5. The Nazi Officer’s Wife
Edith Beer
This true story about a Jew from Vienna who rode out the Holocaust in plain sight, using a friend’s identity papers and married to a member of the Nazi party. A different perspective on the horrors of WW2 that demonstrates how women had to be cunning and resourceful to stay alive.

6. Romantic Outlaws: The Extraordinary Lives of Mary Wollstonecraft & Mary Shelley
Charlotte Gordon
Examines the lives and struggles of the creator of Frankenstein and her feminist mother, including their shared fight for acceptance in society and the rights of women. 

7. Beauty Sick: How the Cultural Obsession with Appearance Hurts Girls and Women
Renee Engeln
This is an intense read that covers everything from street harassment to women’s “fat talk” (you know, when one woman talks about how fat she is and others list off their own supposed flabby faults). Englen attacks the problem from a scientific perspective, performing a variety of studies, interviews, and research to create a clear picture of how western society (gender roles, media, traditional expectations) influence how women view themselves. Most importantly, she offers concrete suggestions for actions that can be taken to change our attitudes on how we think about our appearance. Every woman and girl should read this.

8. The Greedy Queen
Annie Gray
Queen Victoria was one of the most interesting characters in history, whether you look at her from the perspective of royalty, parent, or politician. But what about Victoria’s life in food?

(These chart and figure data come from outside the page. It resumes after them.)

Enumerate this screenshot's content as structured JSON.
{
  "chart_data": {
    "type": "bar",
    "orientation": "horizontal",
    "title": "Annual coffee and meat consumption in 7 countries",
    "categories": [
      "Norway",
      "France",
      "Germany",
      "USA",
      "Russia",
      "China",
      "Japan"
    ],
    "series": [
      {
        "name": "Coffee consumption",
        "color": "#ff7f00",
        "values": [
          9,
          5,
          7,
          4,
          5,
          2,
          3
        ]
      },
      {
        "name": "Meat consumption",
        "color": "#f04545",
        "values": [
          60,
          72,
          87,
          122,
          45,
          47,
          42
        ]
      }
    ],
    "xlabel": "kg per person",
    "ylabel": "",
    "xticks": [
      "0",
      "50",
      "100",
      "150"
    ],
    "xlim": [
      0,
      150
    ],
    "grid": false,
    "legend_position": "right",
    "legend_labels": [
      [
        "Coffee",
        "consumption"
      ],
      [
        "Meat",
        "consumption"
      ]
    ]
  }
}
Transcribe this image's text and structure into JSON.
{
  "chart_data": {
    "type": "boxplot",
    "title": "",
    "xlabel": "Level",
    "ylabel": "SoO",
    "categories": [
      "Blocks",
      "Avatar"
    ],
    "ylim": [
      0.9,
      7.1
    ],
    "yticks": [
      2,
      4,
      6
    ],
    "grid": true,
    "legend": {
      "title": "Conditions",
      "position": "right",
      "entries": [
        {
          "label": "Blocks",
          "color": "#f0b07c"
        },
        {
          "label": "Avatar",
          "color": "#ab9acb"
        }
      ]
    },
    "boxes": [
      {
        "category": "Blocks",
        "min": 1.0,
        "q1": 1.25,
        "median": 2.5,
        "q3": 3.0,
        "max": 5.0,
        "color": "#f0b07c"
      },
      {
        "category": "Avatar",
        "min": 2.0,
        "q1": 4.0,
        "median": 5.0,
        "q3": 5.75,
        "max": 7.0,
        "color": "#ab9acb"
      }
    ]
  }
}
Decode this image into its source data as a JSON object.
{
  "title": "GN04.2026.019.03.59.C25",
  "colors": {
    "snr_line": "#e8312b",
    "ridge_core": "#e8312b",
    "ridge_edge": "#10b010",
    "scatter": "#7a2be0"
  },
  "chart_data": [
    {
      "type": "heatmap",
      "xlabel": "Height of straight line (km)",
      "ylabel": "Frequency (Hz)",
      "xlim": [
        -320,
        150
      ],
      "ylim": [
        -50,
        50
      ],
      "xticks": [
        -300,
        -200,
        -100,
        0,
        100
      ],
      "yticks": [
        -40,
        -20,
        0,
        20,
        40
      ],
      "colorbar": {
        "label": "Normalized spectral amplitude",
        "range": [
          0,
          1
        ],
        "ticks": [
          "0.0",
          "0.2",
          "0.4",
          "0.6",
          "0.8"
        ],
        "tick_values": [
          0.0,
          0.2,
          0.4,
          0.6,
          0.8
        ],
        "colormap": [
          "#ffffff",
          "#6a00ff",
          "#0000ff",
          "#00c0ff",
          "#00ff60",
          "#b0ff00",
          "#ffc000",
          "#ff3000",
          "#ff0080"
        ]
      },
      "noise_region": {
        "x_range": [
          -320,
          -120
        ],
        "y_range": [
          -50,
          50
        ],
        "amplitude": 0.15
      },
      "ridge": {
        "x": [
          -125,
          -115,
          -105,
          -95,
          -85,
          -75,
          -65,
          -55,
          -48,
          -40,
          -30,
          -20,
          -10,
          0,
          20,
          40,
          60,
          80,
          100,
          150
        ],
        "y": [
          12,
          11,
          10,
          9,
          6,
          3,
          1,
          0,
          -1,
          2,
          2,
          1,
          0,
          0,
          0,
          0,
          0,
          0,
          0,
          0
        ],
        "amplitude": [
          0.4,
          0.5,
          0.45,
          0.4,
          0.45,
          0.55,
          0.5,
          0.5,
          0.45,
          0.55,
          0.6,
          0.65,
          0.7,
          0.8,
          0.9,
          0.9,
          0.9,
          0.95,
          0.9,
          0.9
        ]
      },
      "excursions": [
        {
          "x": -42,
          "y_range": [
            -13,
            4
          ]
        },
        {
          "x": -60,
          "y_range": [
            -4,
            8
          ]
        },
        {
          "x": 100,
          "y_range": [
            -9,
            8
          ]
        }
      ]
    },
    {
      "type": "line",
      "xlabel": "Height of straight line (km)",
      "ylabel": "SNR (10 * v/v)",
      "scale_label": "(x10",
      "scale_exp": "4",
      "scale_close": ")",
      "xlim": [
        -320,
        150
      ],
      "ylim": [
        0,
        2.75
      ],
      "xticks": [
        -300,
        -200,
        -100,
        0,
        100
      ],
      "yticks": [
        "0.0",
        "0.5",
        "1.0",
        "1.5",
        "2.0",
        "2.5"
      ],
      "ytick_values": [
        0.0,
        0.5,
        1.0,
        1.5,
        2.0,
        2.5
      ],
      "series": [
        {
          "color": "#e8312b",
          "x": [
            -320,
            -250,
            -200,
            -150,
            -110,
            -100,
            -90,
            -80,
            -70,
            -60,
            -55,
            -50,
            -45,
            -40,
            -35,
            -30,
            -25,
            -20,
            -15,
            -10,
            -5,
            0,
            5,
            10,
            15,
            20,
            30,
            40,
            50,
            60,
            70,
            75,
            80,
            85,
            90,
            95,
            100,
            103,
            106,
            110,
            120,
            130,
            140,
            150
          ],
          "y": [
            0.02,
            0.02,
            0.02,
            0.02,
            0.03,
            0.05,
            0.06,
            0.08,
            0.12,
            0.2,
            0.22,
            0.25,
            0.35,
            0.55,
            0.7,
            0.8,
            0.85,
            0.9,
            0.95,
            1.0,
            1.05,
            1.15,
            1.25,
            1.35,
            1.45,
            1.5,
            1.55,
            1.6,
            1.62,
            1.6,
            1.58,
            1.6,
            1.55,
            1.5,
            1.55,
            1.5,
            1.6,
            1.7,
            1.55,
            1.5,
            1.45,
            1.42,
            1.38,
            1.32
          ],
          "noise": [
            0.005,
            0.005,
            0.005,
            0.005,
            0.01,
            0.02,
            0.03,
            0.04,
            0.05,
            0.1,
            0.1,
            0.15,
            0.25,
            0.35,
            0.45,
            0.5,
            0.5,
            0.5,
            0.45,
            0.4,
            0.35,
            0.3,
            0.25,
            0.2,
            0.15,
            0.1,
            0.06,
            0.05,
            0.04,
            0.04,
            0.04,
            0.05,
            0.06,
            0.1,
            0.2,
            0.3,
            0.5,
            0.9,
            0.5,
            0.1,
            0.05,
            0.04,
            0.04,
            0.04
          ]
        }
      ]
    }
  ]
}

She certainly did love to eat, as Dr. Annie Gray points out in this detailed work about not just Victoria’s own meals but about how food was procured, prepared, and eaten within the royal palaces during the Victorian era. From corruption and theft to kitchens that often flooded with backed-up sewage, right down to the variance in menus for staff, courtiers and the royal family (the kitchens sometimes needed to turn out thousands of meals per day, most with extensive multi-course menus), Gray covers it all from Victoria’s first meal as Queen to her last. There’s even a collection of recipes for some of Victoria’s favourite dishes.

9. We Are Never Meeting In Real Life
Samantha Irby
This hilarious collection of essays is from the creator of the blog Bitches Gotta Eat, and touches on everything from illness and disability to dating to her (possibly possessed by the devil) cat. Irby is honest and to the point, even in discussing abuse suffered as a child, and always manages to find the humour in things, even when they fill her with panic and anxiety. 

10. Nature Fix
Florence Williams
Hey! Go outside and sit under a tree. Do it regularly to feel better. Williams examines the science and philosophy of being out in nature and it turns out that it’s good for our brains.